While touring the regions as the new health secretary, he set out to reform the health sector. He reached out to NGOs, academics, and community-based groups, saying that the work of government was too important to leave to government alone. He and his team scrutinized procurement records and had long talks (some likened them to interrogations) with nearly everyone of consequence in the department. They then weeded out the most corrupt, gave many others a second chance, and promoted those with the cleanest records. 

He clashed with entire industries, reforming relationships that corrupted the health sector. He alienated fellow doctors who had grown comfortable in these arrangements. The Milk Code — one of his first initiatives — banned infant formula in hospitals and promoted breast feeding. The Generics Act empowered patients and made doctors less beholden to pharmaceutical companies. He worked hard to make family planning services available even with a strong conservative lobby in the government. The spread of AIDS in areas around the US military bases gave him another reason to advocate for their removal. I was a witness to all this. 

At the same time that he took strong positions, Secretary Bengzon took care of his own relationships in the government, especially with President Aquino. I would be in his office when he took calls from the President who would ask him for advice even on non-health matters. Perhaps that’s why he became the country’s first peace commissioner and a negotiator facing the US over the military bases. 

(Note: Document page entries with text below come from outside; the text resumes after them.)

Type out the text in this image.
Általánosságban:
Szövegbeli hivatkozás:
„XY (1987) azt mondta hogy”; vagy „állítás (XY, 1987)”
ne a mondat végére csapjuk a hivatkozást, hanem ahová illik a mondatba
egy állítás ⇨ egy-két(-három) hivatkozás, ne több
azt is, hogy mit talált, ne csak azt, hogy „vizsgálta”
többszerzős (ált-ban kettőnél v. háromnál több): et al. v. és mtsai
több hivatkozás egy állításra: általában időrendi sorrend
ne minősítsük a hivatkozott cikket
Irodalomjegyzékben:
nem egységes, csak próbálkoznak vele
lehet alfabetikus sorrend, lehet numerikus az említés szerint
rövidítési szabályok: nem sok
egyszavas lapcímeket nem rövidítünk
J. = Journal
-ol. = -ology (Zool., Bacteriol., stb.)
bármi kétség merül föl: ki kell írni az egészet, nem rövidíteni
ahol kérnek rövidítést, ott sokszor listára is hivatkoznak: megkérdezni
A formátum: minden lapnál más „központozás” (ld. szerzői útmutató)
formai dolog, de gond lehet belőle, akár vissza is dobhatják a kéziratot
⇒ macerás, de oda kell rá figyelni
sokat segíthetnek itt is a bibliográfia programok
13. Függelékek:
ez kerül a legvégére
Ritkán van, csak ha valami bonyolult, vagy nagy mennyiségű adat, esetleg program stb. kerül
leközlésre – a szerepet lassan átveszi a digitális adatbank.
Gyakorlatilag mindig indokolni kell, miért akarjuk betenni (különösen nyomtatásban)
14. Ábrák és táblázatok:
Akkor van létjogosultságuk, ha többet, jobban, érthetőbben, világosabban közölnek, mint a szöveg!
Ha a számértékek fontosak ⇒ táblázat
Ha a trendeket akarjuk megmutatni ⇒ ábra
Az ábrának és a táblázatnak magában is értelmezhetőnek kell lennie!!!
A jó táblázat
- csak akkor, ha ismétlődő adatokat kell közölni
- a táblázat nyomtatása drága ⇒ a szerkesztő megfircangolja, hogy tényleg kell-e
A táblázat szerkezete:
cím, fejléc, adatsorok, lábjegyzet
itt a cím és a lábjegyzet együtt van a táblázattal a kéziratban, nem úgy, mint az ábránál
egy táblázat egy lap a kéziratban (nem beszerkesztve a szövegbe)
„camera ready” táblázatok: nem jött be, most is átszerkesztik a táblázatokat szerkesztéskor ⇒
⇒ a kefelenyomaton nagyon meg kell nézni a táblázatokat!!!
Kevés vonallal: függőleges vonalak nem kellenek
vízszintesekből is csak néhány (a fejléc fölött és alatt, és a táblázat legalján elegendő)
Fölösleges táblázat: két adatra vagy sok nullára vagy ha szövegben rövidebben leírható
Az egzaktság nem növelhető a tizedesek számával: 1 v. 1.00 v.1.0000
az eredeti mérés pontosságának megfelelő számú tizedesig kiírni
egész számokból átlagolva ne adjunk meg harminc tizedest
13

With innate political and diplomatic skills, he survived the turbulence in the Cabinet, even as many of his colleagues resigned or were removed or sidelined. Secretary Bengzon was one of only two Cabinet members to serve the entirety of the Aquino presidency. 

I was usually the youngest — and quietest — person in the room when his brain trust would meet late into the night. So, every day was a master class. Secretary Bengzon ran a meritocracy, elevating even non-doctors to positions of leadership in the DOH, especially his two young and brilliant protégés, Mario Taguiwalo and Rhais Gamboa, who were just in their mid-30s but entrusted with enormous responsibilities as his undersecretaries. Even though I was his best friend’s son, I never felt like a nepo baby. 

Many colleagues know that he was very demanding and not always easy to work with. Ang matira matibay, ika nga.

He would assign me to write his speeches, which hardly ever met his standards. I would rewrite and rewrite, sometimes sleeping in his house to finish a speech. I knew he could probably write them himself, because he wrote elegantly for Heights and I would see him writing in his journal when he was already alone in his office late at night. I realized later that all that work I did was his way of mentoring. 

At one time, he told me I would one day be his Ted Sorensen. I had to look up who Ted Sorensen was, and realized he was President John F. Kennedy’s speechwriter. 

When I left his fold in 1988 to fulfill my ambition to be a journalist, I felt I had just gotten the best preparation possible. It was an extended boot camp for learning about the country, the government, and my own capabilities and limitations. 

Even today, decades later, I feel his influence in my bones. He taught those around him to have a healthy discontent, so you would strive to improve every day. He gave me a critical but also sympathetic attitude towards people in government. He showed by example that if you expect others around you to work hard, you need to work harder than everyone else. Most of all, if you want our country to be better, you need to be the change you want to see.